6 / La présentation non règlementaire, au titre du décret du 16 juillet 1996, de la facture envoyée aux usagers ; présentation semble-t-il validée par le Grand Lyon.
 
En effet, la facture envoyée aux usagers ne distingue pas, pour la distribution d’eau potable, aussi bien pour la partie fixe que pour la partie consommation, les parts distributeurs et collectivité. Ce qui est contraire au décret sus nommé.
Cette présentation, outre son irrégularité, est une entrave grave à l’information des usagers.
On nous a déjà dit : ce décret n’est pas applicable au Grand Lyon dans la mesure où il n’y aurait pas ou plus « de surtaxe » au compte d’exploitation.
Arguments pour nous sans valeurs (irrecevable) pour plusieurs raisons.
D’une part la notion de « surtaxe » n’est pas mentionnée dans le texte du décret et d’autre part, l’article 5 du contrat d’affermage et plus particulièrement le 5-2 prévoit le reversement d’une « ristourne annuelle » à la collectivité pour lui permettre de faire face à ses investissements. Et cette ristourne ressemble comme 2 gouttes d’eau à la surtaxe.
La seule différence existant entre cette surtaxe et la ristourne est que la surtaxe est votée chaque année alors que le montant de la ristourne est fixé dès l’origine par le contrat tout comme son évolution d’ailleurs ; ce qui tend au passage à limiter le pouvoir des élus.
Deux remarques contradictoires à ce propos : d’un côté le Conseil du Grand Lyon ne peut plus délibérer, que sous contrainte, du montant de ses investissements, bien que d’un autre côté il en ait diminué le montant lors de la révision quinquennale de 1996.
Tout ceci pour dire qu’il est impossible de réfuter l’irrégularité de la présentation de la facture d’eau sans invoquer des argumentations contradictoires entre elles et avec le texte du décret.
Le Grand Lyon doit donc exiger de ses fermiers la présentation d’une facture règlementaire.
Qu’arriverait-il si les usagers refusaient cette facture parce qu’elle n’est pas règlementaire ?

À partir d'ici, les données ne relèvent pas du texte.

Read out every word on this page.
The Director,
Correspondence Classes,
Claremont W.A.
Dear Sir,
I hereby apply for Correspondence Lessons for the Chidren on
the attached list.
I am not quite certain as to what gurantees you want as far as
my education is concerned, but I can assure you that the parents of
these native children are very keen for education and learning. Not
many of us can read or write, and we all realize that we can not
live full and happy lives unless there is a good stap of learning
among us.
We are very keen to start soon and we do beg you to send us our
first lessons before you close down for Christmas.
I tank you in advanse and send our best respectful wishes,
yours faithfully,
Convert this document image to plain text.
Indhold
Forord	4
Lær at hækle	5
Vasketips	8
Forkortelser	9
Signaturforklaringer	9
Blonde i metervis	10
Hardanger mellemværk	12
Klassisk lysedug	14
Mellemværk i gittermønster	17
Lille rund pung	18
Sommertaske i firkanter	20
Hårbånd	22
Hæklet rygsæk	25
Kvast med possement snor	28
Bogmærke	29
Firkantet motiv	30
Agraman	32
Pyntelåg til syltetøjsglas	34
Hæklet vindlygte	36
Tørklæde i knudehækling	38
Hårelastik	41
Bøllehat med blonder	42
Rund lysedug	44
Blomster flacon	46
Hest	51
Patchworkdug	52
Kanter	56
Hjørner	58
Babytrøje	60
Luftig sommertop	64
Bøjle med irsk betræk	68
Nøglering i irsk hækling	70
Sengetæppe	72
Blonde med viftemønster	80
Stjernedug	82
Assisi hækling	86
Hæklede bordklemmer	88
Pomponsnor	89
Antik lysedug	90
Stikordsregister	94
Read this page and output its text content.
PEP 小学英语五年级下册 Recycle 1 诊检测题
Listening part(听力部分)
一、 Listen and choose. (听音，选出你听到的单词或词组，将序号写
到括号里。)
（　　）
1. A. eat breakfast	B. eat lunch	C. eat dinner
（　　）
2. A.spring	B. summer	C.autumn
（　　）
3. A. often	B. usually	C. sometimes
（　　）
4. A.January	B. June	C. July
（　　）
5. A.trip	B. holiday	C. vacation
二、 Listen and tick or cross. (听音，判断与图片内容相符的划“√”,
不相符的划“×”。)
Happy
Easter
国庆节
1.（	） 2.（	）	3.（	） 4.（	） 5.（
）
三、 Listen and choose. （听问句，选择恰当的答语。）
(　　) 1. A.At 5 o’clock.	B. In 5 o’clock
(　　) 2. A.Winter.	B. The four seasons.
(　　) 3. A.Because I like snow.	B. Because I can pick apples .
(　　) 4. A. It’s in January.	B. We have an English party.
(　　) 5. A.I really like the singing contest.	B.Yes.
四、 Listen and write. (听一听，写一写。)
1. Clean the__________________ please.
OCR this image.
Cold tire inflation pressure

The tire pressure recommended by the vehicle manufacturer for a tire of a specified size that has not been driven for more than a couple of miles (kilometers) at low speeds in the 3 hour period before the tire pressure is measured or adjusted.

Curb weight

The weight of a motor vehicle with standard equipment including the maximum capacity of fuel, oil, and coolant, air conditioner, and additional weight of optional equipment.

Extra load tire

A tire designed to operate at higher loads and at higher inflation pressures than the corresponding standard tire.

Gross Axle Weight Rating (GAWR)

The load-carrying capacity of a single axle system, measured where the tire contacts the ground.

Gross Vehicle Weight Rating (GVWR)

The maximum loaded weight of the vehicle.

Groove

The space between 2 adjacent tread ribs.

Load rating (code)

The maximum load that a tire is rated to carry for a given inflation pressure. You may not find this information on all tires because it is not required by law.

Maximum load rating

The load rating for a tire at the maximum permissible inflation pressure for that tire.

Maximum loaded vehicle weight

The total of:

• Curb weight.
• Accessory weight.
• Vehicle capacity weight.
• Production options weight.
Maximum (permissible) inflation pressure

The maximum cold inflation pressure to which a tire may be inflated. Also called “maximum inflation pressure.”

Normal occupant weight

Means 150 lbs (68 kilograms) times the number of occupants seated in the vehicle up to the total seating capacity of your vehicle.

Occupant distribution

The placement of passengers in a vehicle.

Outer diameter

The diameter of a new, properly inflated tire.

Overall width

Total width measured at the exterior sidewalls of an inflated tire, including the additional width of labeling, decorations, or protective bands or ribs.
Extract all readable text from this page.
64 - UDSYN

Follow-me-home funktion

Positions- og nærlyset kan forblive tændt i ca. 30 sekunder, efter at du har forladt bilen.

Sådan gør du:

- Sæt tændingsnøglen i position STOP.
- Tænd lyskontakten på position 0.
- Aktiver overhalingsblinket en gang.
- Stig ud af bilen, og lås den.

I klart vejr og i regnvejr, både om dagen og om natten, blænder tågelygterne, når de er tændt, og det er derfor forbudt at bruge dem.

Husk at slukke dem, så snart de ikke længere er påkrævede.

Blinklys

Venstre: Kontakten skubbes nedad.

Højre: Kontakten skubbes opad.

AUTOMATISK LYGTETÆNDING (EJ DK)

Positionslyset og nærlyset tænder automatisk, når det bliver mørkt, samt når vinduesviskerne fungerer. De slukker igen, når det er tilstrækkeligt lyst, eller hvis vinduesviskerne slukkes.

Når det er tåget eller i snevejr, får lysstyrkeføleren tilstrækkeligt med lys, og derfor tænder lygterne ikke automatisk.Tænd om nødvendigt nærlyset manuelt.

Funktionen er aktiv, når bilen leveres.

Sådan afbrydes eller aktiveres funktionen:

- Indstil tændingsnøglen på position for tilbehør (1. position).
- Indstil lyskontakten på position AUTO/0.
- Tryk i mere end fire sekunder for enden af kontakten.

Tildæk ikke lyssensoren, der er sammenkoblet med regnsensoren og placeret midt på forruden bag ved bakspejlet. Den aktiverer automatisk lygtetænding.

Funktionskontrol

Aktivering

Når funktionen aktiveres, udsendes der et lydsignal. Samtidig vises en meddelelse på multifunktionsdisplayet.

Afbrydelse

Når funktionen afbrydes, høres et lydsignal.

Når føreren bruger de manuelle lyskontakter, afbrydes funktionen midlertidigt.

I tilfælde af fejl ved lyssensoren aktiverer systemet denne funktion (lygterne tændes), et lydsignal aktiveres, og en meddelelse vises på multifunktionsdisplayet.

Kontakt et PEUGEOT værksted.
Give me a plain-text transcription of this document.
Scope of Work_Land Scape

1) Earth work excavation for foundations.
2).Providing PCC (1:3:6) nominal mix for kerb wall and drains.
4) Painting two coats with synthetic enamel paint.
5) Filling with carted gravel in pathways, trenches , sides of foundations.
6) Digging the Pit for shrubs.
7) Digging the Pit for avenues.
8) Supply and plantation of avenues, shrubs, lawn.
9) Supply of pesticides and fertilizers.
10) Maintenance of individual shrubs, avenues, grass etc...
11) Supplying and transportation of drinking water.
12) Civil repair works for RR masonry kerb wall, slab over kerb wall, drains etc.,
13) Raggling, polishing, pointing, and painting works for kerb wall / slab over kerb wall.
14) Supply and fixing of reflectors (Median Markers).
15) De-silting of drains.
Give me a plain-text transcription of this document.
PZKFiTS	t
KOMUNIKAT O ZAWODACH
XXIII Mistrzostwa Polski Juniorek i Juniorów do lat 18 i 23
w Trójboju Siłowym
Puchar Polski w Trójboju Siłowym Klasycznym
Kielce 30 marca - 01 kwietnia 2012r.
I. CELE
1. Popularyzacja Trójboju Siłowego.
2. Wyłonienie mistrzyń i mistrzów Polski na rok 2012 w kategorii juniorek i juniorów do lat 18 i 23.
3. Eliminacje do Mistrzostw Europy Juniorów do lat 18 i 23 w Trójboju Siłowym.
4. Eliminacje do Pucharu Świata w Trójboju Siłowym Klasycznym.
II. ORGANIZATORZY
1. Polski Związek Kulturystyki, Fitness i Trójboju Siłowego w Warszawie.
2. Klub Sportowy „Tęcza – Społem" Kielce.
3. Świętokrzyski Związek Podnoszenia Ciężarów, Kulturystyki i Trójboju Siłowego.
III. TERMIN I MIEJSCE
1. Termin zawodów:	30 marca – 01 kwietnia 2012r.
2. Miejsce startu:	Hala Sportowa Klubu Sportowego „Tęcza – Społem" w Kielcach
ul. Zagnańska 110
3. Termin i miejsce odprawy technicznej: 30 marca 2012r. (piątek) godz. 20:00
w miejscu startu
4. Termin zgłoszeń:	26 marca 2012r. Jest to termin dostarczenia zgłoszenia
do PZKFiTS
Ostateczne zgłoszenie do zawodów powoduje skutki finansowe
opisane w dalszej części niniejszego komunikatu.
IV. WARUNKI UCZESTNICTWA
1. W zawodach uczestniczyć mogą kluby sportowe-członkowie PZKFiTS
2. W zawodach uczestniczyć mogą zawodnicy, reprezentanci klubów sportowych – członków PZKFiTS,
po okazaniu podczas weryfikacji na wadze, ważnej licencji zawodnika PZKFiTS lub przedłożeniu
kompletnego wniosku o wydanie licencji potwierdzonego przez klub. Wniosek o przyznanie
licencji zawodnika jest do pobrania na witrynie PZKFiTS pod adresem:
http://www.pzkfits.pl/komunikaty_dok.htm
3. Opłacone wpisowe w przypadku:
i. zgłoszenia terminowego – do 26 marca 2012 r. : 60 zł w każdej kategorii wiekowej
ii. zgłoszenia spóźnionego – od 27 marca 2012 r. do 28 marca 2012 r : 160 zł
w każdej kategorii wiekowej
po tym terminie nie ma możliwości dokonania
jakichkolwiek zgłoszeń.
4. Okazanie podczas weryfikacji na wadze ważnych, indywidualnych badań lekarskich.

7 / La non prise en compte, par les exploitants des réseaux d’eau et d’assainissement, des travaux de déplacement de ces réseaux, par l’implantation du tramway.
Ces travaux ont été refacturés au SYTRAL, par le biais des travaux exclusifs, ce qui est illégal.

Remarquons au passage que l’excédent du compte d’exploitation de l’eau aurait largement permis de faire face à cette charge.
On peut s’étonner du fait que siégeant tous les 2 au SYTRAL et au Grand Lyon, les 2 Présidents concernés n’aient pas remarqué ces irrégularités.
Question : comment vont-ils corriger l’erreur ?
L’argent doit être restitué au SYTRAL, même si cela doit se faire au détriment à la CGE, seule bénéficiaire actuelle de l’irrégularité.


8 / Les conséquences d’un tarif léonin au détriment des usagers domestiques qui verraient leur facture baisser de quelques 0.39 € / m3 si ce tarif était remplacé par un prix unique de l’eau pour tous.
Ce tarif comporte en outre des « ventes en gros » pour 3 bénéficiaires seulement, suivant des forfaits non réglementaires, notamment en direction des services propreté et assainissement avec 2 conséquences : des forfaits illégaux, un financement détourné et illégal de 2 services publics dépendant du budget principal, par le budget annexe de la distribution d’eau potable.
L’instauration d’un tarif unique peut être mise en place en dehors de toute négociation avec les fermiers car elle n’affecte pas la recette des fermiers mais seulement la répartition des coûts.

Ce tarif présente en effet plusieurs particularités.

8-1 / la présence de 4 tranches dégressives pour la facturation des m3 consommés ;
8-2 / l’utilisation d’une partie fixe indépendante du volume consommé et qui réduit le prix réel du m3 facturé lorsque l’on consomme plus, même à l’intérieur d’une tranche ;
8-3 / un hors tranche, dénommé « ventes en gros » réservé à seulement 3 clients : la SDEI, et 2 services du Grand Lyon : la propreté et l’assainissement.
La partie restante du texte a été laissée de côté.